Issuing heat advisories
Under the new parameters, heat advisories are issued when the heat index hits 105 degrees for at least two hours. Heat warnings go out when the heat index tops 110 degrees for two hours or more.
As part of that pilot program, the Service is looking at how it collects data, said Robert Molleda, the Miami/South Florida office chief meteorologist. Rather than rely only on NWS weather stations at airports, the pilot project in Miami-Dade, Broward and Palm Breach expanded to 86 sites that include both government and nongovernment stations.
“Having as many reliable monitoring stations as possible is important to not only validate the work we're doing but to make sure we get a good sample of conditions from across the area,” Molleda wrote in an email.
Expanding those stations could also help solve the planning problem.
For the study, Muse and researchers looked at nearly a decade’s worth of data, from 2013 to 2022. Satellite information was easily available, but they struggled to find data from ground stations. Only seven had consistent data, Muse said.
“We do need a better air temperature sensor network, like that's the bottom line,” he said. “We can't just use the Miami airport because Coconut Grove, Little Haiti, Liberty City are not feeling the same heat as the airport is.”
Data reveals striking differences
And the differences were striking.
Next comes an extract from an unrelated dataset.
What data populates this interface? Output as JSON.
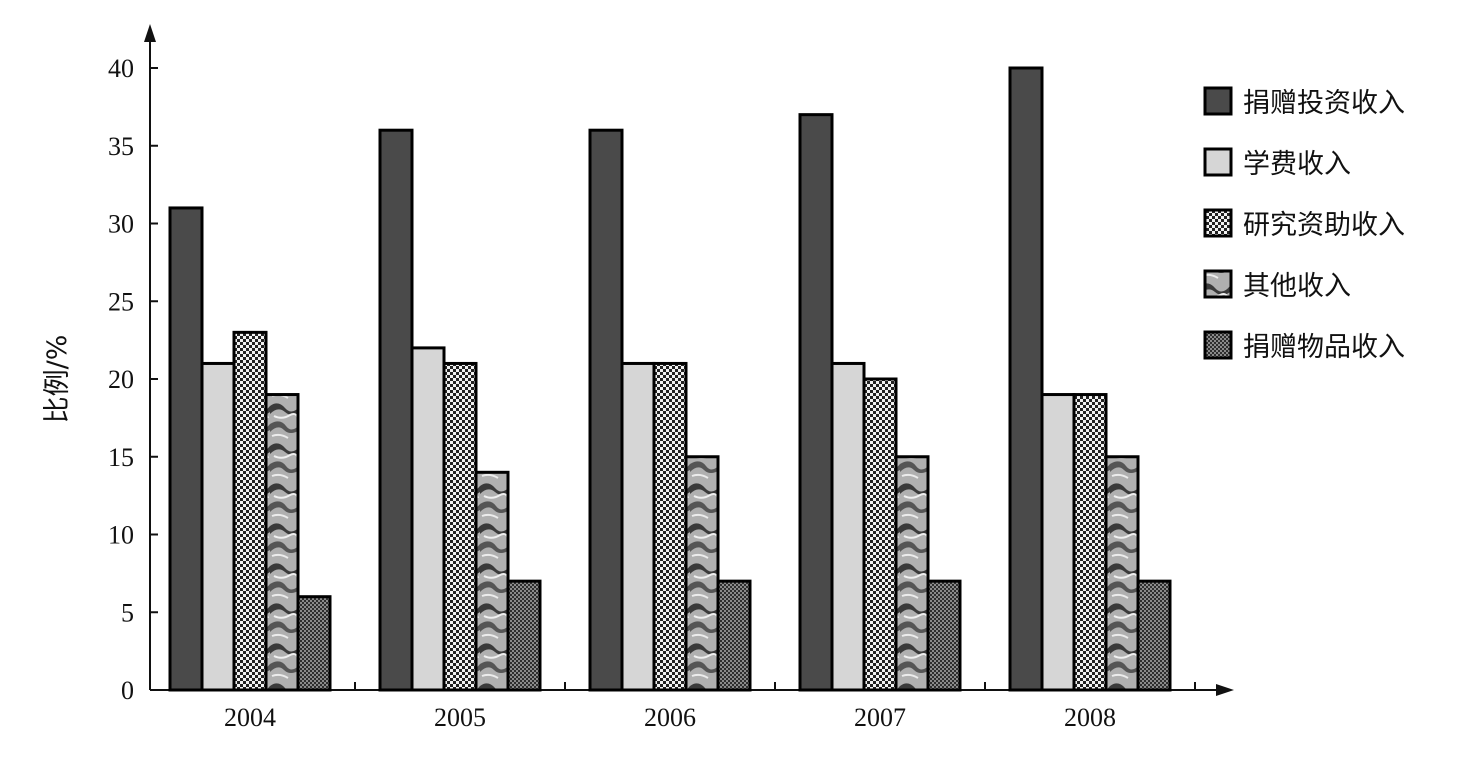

While temperatures between satellite and ground monitoring lined up during clear, cooler winter days, in fall they diverged. Ground level air measurements sometimes topped satellite land surface temperatures by nearly 10 degrees.
Planners tend to use land surface measurements because it provides a far bigger scale. But while land surface temperatures are critical to forecasting weather, because it gauges energy on the surface, or drought, it’s less reliable for actual temperature, Muse said.
“Land surface temperature depends on how much radiation is hitting the surface. It depends on the cloud cover, which could affect how much radiation is hitting the surface. It depends on the actual surface that we're measuring. So grass is probably going to be a lot cooler than asphalt. So those are also things that have to be taken into account too,” he said.

In less diverse places, like the Arizona desert, the two measurements are more consistent, he said. But in South Florida, with hurricanes and sometimes torrential wet season, the land surface measurements can fail to detect bigger heat impacts.
“It may be a little easier to use land surface temperature in those places. But in a place like Miami, we have this unique dynamic climate that's always changing,” he said. “It's a little harder.”
South Florida’s dense urban area also played a factor. Muse said satellite measurements don’t do a good job of parsing the radiation that can get trapped in pavement, absorbed and steadily released.
“The radiation coming in could just kind of skews the balance of things,” he said.
And while this study used Miami-Dade Count as a test case, Muse said it’s likely other areas with similar conditions across the Caribbean will be facing the same issue and will need to address better measurements.
“Especially sensors that have quality data, that aren't ones that are just willy-nilly here recording any type of information,” he said. “They give us bad measurements, bad data and bad studies.”